He put the blame for high crime rates right the Commissioners of Police, saying they were liable for the high spate of crime because of their disobedience to some of his directives.
Well, he also said they weren’t watching what was happening under their watch and that despite his efforts to stamp out corruption in the force; graft remained a major vice among the rank and file police. allAfrica.com
Of course we sophisticated nations don’t have that problem. Unless you count the New Zealand police woman who reportedly moonlighted as a prostitute; or New York’s Mafia cops who acted with impunity for years; or LA cops who have their own way of doing things; or Florida and Oregon jailers who trade sex for contraband; or the Australian cop who settled in with a hunted con-woman, impregnating her in the process; or the English cops who use the cover of anti-terror laws to shoot people they don’t like the look of.
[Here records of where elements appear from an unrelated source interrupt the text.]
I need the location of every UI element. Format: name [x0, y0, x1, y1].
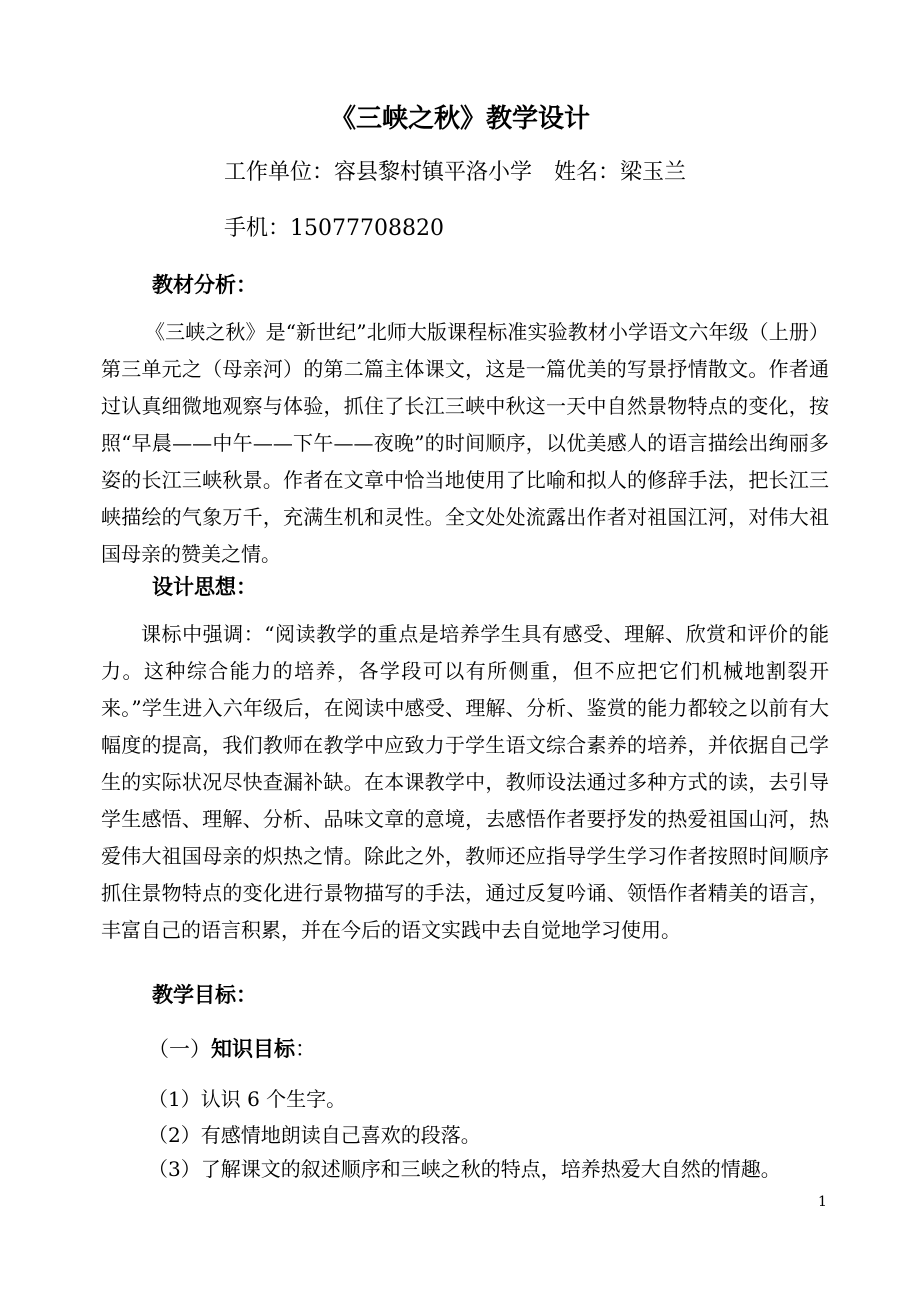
goal-item: （1）认识 6 个生字。 [148, 1087, 347, 1111]
heading-knowledge-goals [148, 1034, 316, 1064]
paragraph-textbook-analysis: 《三峡之秋》是“新世纪”北师大版课程标准实验教材小学语文六年级（上册）第三单元之（母亲河）的第二篇主体课文，这是一篇优美的写景抒情散文。作者通过认真细微地观察与体验，抓住了长江三峡中秋这一天中自然景物特点的变化，按照“早晨——中午——下午——夜晚”的时间顺序，以优美感人的语言描绘出绚丽多姿的长江三峡秋景。作者在文章中恰当地使用了比喻和拟人的修辞手法，把长江三峡描绘的气象万千，充满生机和灵性。全文处处流露出作者对祖国江河，对伟大祖国母亲的赞美之情。 [101, 320, 829, 566]
goal-item: （3）了解课文的叙述顺序和三峡之秋的特点，培养热爱大自然的情趣。 [148, 1157, 781, 1181]
author-info-line [224, 158, 686, 188]
knowledge-goals-colon: ： [295, 1037, 316, 1061]
document-title: 《三峡之秋》教学设计 [329, 104, 590, 134]
knowledge-goals-label: 知识目标 [211, 1037, 295, 1061]
author-name: 姓名：梁玉兰 [554, 160, 687, 185]
paragraph-design-idea: 课标中强调：“阅读教学的重点是培养学生具有感受、理解、欣赏和评价的能力。这种综合能力的培养，各学段可以有所侧重，但不应把它们机械地割裂开来。”学生进入六年级后，在阅读中感受、理解、分析、鉴赏的能力都较之以前有大幅度的提高，我们教师在教学中应致力于学生语文综合素养的培养，并依据自己学生的实际状况尽快查漏补缺。在本课教学中，教师设法通过多种方式的读，去引导学生感悟、理解、分析、品味文章的意境，去感悟作者要抒发的热爱祖国山河，热爱伟大祖国母亲的炽热之情。除此之外，教师还应指导学生学习作者按照时间顺序抓住景物特点的变化进行景物描写的手法，通过反复吟诵、领悟作者精美的语言，丰富自己的语言积累，并在今后的语文实践中去自觉地学习使用。 [101, 622, 829, 942]
page-number: 1 [818, 1194, 827, 1210]
phone-line: 手机：15077708820 [224, 216, 444, 241]
work-unit: 工作单位：容县黎村镇平洛小学 [224, 160, 533, 185]
heading-design-idea: 设计思想： [152, 575, 257, 599]
heading-teaching-goals: 教学目标： [152, 983, 257, 1007]
goal-item: （2）有感情地朗读自己喜欢的段落。 [148, 1123, 481, 1147]
heading-textbook-analysis: 教材分析： [152, 273, 257, 297]
knowledge-goals-prefix: （一） [148, 1037, 211, 1061]
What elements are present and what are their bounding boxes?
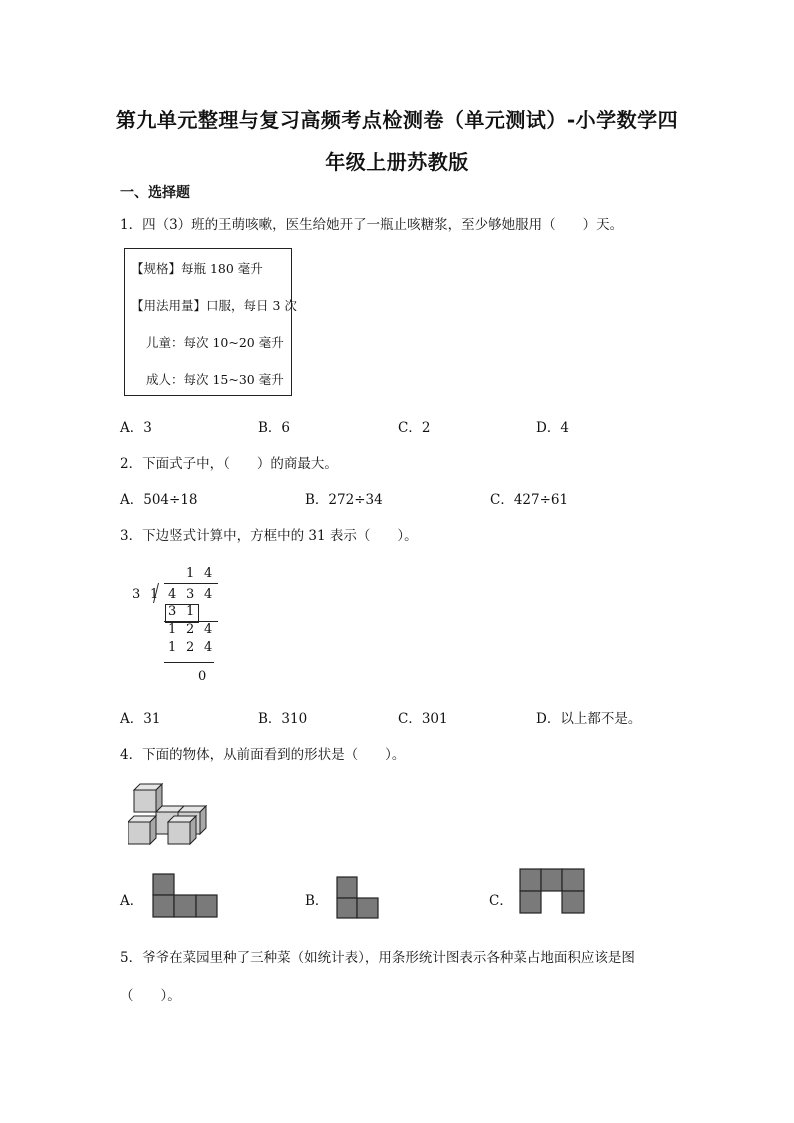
q1-option-b[interactable]: B．6: [258, 420, 291, 436]
q4-option-a-figure[interactable]: [152, 873, 219, 919]
division-bar: [164, 583, 218, 584]
question-3-text: 3．下边竖式计算中，方框中的 31 表示（ ）。: [120, 528, 418, 544]
divisor-digit: 3: [132, 587, 141, 602]
boxed-digit: 1: [186, 604, 195, 619]
boxed-partial-product: [165, 604, 199, 623]
q2-option-c[interactable]: C．427÷61: [490, 492, 569, 508]
spec-line-1: 【规格】每瓶 180 毫升: [131, 261, 263, 276]
dividend-digit: 3: [186, 587, 195, 602]
q2-option-b[interactable]: B．272÷34: [305, 492, 383, 508]
question-2-text: 2．下面式子中，（ ）的商最大。: [120, 456, 338, 472]
division-line: [164, 621, 218, 622]
remainder-digit: 2: [186, 622, 195, 637]
division-bracket: [153, 583, 166, 603]
q4-option-a[interactable]: A．: [120, 893, 144, 909]
page-title-line1: 第九单元整理与复习高频考点检测卷（单元测试）-小学数学四: [115, 108, 679, 132]
product-digit: 2: [186, 640, 195, 655]
q4-option-b[interactable]: B．: [305, 893, 329, 909]
cube-assembly-figure: [128, 782, 210, 846]
division-line: [164, 662, 214, 663]
q2-option-a[interactable]: A．504÷18: [120, 492, 198, 508]
remainder-digit: 4: [204, 622, 213, 637]
divisor-digit: 1: [150, 587, 159, 602]
product-digit: 4: [204, 640, 213, 655]
spec-line-3: 儿童：每次 10~20 毫升: [146, 335, 284, 350]
q3-option-d[interactable]: D．以上都不是。: [536, 711, 642, 727]
q3-option-b[interactable]: B．310: [258, 711, 308, 727]
quotient-digit: 4: [204, 566, 213, 581]
product-digit: 1: [168, 640, 177, 655]
question-4-text: 4．下面的物体，从前面看到的形状是（ ）。: [120, 747, 406, 763]
dividend-digit: 4: [204, 587, 213, 602]
section-heading: 一、选择题: [120, 185, 190, 201]
dividend-digit: 4: [168, 587, 177, 602]
question-5-answer-blank: （ ）。: [120, 988, 181, 1004]
q1-option-d[interactable]: D．4: [536, 420, 569, 436]
question-1-text: 1．四（3）班的王萌咳嗽，医生给她开了一瓶止咳糖浆，至少够她服用（ ）天。: [120, 217, 624, 233]
page-title-line2: 年级上册苏教版: [325, 150, 469, 174]
final-remainder: 0: [198, 669, 207, 684]
q4-option-c-figure[interactable]: [519, 868, 586, 915]
remainder-digit: 1: [168, 622, 177, 637]
question-5-text: 5．爷爷在菜园里种了三种菜（如统计表），用条形统计图表示各种菜占地面积应该是图: [120, 950, 635, 966]
q4-option-b-figure[interactable]: [336, 876, 380, 920]
q3-option-c[interactable]: C．301: [398, 711, 448, 727]
q1-option-c[interactable]: C．2: [398, 420, 431, 436]
dosage-label-box: [124, 248, 297, 396]
q1-option-a[interactable]: A．3: [120, 420, 152, 436]
spec-line-2: 【用法用量】口服，每日 3 次: [131, 298, 297, 313]
spec-line-4: 成人：每次 15~30 毫升: [146, 372, 284, 387]
quotient-digit: 1: [186, 566, 195, 581]
q3-option-a[interactable]: A．31: [120, 711, 161, 727]
boxed-digit: 3: [168, 604, 177, 619]
q4-option-c[interactable]: C．: [489, 893, 513, 909]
If Nigeria’s law enforcement looks like the keystone cops, they are hardly on their own. But in developed economies it really is the sophisticated, hard to track corruption which eclipses the banana republic’s versions.
Sure, Nigeria and Kenya, along with others on the Dark Continent, can boast their big money corruption. Ironically, however, that big money comes from the West. It is the developed economies who are driving third world major corruption.
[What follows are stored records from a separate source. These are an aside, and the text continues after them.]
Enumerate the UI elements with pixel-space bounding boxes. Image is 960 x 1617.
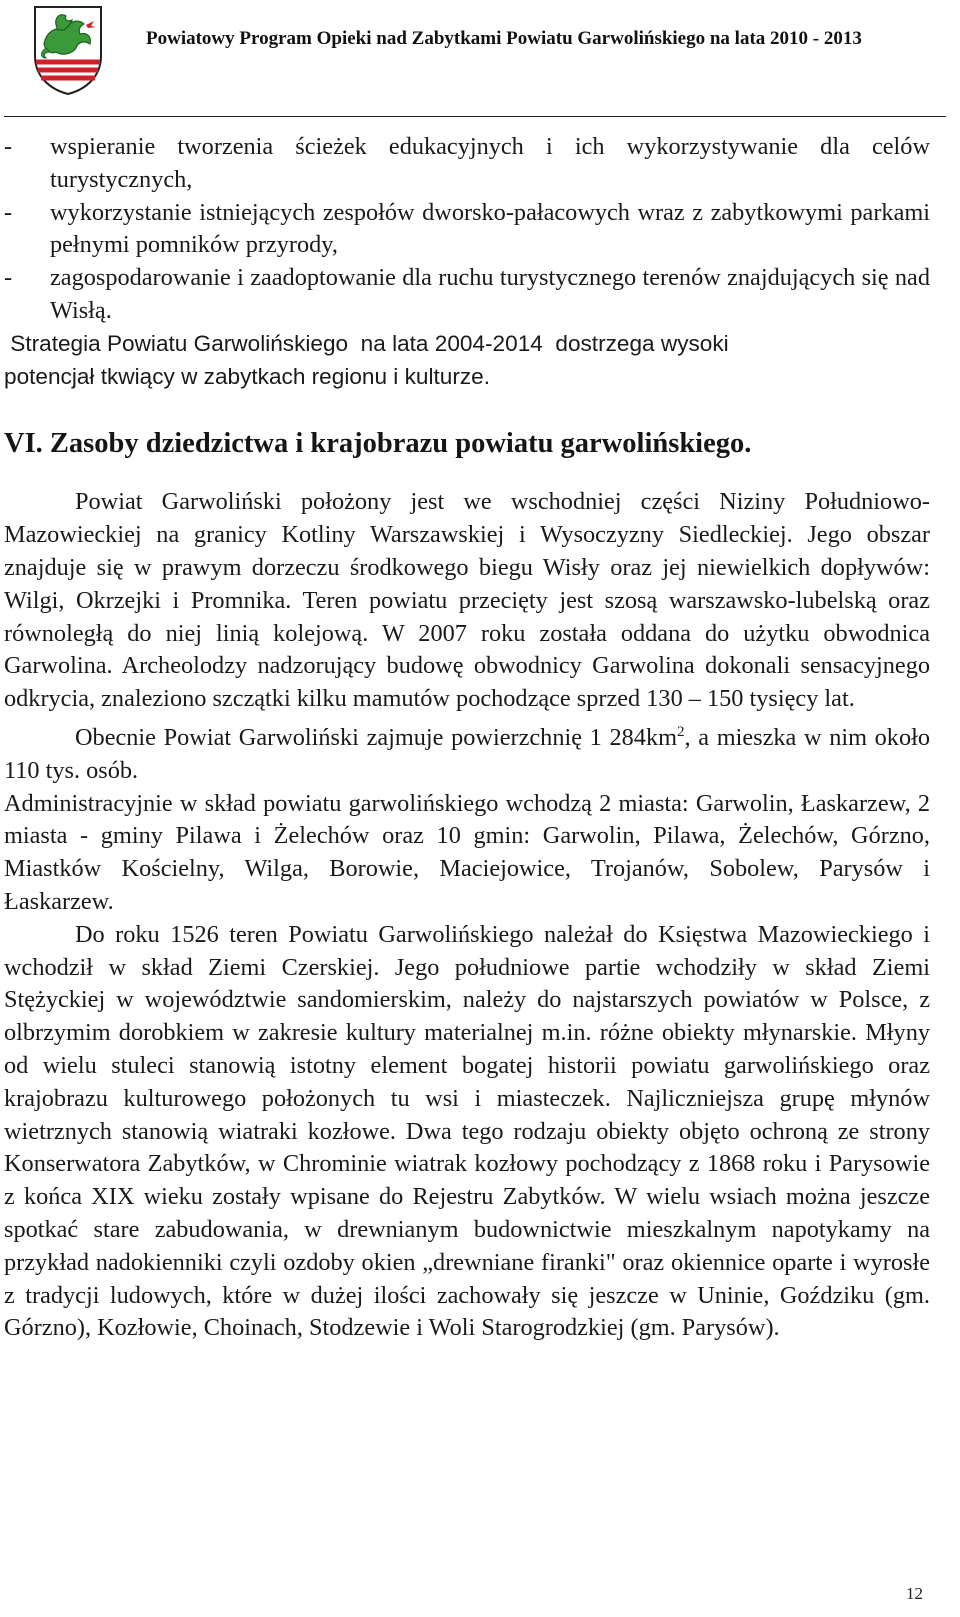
list-dash: - bbox=[4, 133, 13, 160]
list-item-text: zagospodarowanie i zaadoptowanie dla ruchu turystycznego terenów znajdujących się nad Wisłą. bbox=[50, 264, 930, 324]
strategy-note bbox=[4, 328, 930, 394]
list-item-text: wspieranie tworzenia ścieżek edukacyjnych i ich wykorzystywanie dla celów turystycznych, bbox=[50, 133, 930, 193]
area-superscript: 2 bbox=[677, 723, 685, 740]
area-text-cont: , a mieszka w nim około 110 tys. osób. bbox=[4, 724, 930, 784]
list-item bbox=[4, 262, 930, 328]
document-body bbox=[4, 131, 930, 1345]
paragraph-history: Do roku 1526 teren Powiatu Garwolińskiego należał do Księstwa Mazowieckiego i wchodził w skład Ziemi Czerskiej. Jego południowe partie wchodziły w skład Ziemi Stężyckiej w województwie sandomierskim, należy do najstarszych powiatów w Polsce, z olbrzymim dorobkiem w zakresie kultury materialnej m.in. różne obiekty młynarskie. Młyny od wielu stuleci stanowią istotny element bogatej historii powiatu garwolińskiego oraz krajobrazu kulturowego położonych tu wsi i miasteczek. Najliczniejsza grupę młynów wietrznych stanowią wiatraki kozłowe. Dwa tego rodzaju obiekty objęto ochroną ze strony Konserwatora Zabytków, w Chrominie wiatrak kozłowy pochodzący z 1868 roku i Parysowie z końca XIX wieku zostały wpisane do Rejestru Zabytków. W wielu wsiach można jeszcze spotkać stare zabudowania, w drewnianym budownictwie mieszkalnym napotykamy na przykład nadokienniki czyli ozdoby okien „drewniane firanki" oraz okiennice oparte i wyrosłe z tradycji ludowych, które w dużej ilości zachowały się jeszcze w Uninie, Goździku (gm. Górzno), Kozłowie, Choinach, Stodzewie i Woli Starogrodzkiej (gm. Parysów). bbox=[4, 920, 930, 1342]
document-running-title: Powiatowy Program Opieki nad Zabytkami Powiatu Garwolińskiego na lata 2010 - 2013 bbox=[146, 28, 862, 49]
strategy-line-1: Strategia Powiatu Garwolińskiego na lata 2004-2014 dostrzega wysoki bbox=[4, 330, 729, 356]
coat-of-arms-logo bbox=[32, 4, 104, 96]
paragraph-administration: Administracyjnie w skład powiatu garwolińskiego wchodzą 2 miasta: Garwolin, Łaskarzew, 2 miasta - gminy Pilawa i Żelechów oraz 10 gmin: Garwolin, Pilawa, Żelechów, Górzno, Miastków Kościelny, Wilga, Borowie, Maciejowice, Trojanów, Sobolew, Parysów i Łaskarzew. bbox=[4, 789, 930, 916]
strategy-line-2: potencjał tkwiący w zabytkach regionu i kulturze. bbox=[4, 363, 490, 389]
list-dash: - bbox=[4, 264, 13, 292]
list-dash: - bbox=[4, 198, 13, 226]
area-text: Obecnie Powiat Garwoliński zajmuje powierzchnię 1 284km bbox=[75, 724, 677, 752]
page-header bbox=[0, 0, 960, 118]
list-item bbox=[4, 131, 930, 197]
paragraph-area bbox=[4, 716, 930, 788]
list-item bbox=[4, 197, 930, 263]
paragraph-location: Powiat Garwoliński położony jest we wschodniej części Niziny Południowo-Mazowieckiej na granicy Kotliny Warszawskiej i Wysoczyzny Siedleckiej. Jego obszar znajduje się w prawym dorzeczu środkowego biegu Wisły oraz jej niewielkich dopływów: Wilgi, Okrzejki i Promnika. Teren powiatu przecięty jest szosą warszawsko-lubelską oraz równoległą do niej linią kolejową. W 2007 roku została oddana do użytku obwodnica Garwolina. Archeolodzy nadzorujący budowę obwodnicy Garwolina dokonali sensacyjnego odkrycia, znaleziono szczątki kilku mamutów pochodzące sprzed 130 – 150 tysięcy lat. bbox=[4, 488, 930, 713]
list-item-text: wykorzystanie istniejących zespołów dworsko-pałacowych wraz z zabytkowymi parkami pełnymi pomników przyrody, bbox=[50, 198, 930, 259]
section-heading: VI. Zasoby dziedzictwa i krajobrazu powiatu garwolińskiego. bbox=[4, 428, 752, 460]
header-divider bbox=[4, 116, 946, 117]
page-number: 12 bbox=[906, 1584, 923, 1603]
The scene of an angry and frustrated Inspector General, red in the face and spiting his words, is both funny and sad. The fact is, he’s on a hiding to nothing.
In Nigeria, like in the USA or Britain, corruption is led from the very top. The example set by leadership is picked up right down the feeding chain.
All power to the IG, but he is pissing into the wind. Even the voters, if they have such a thing in Nigeria, continue to accept entrenched corruption as a simple fact, just as they do in our ‘oh so sophisticated’ countries.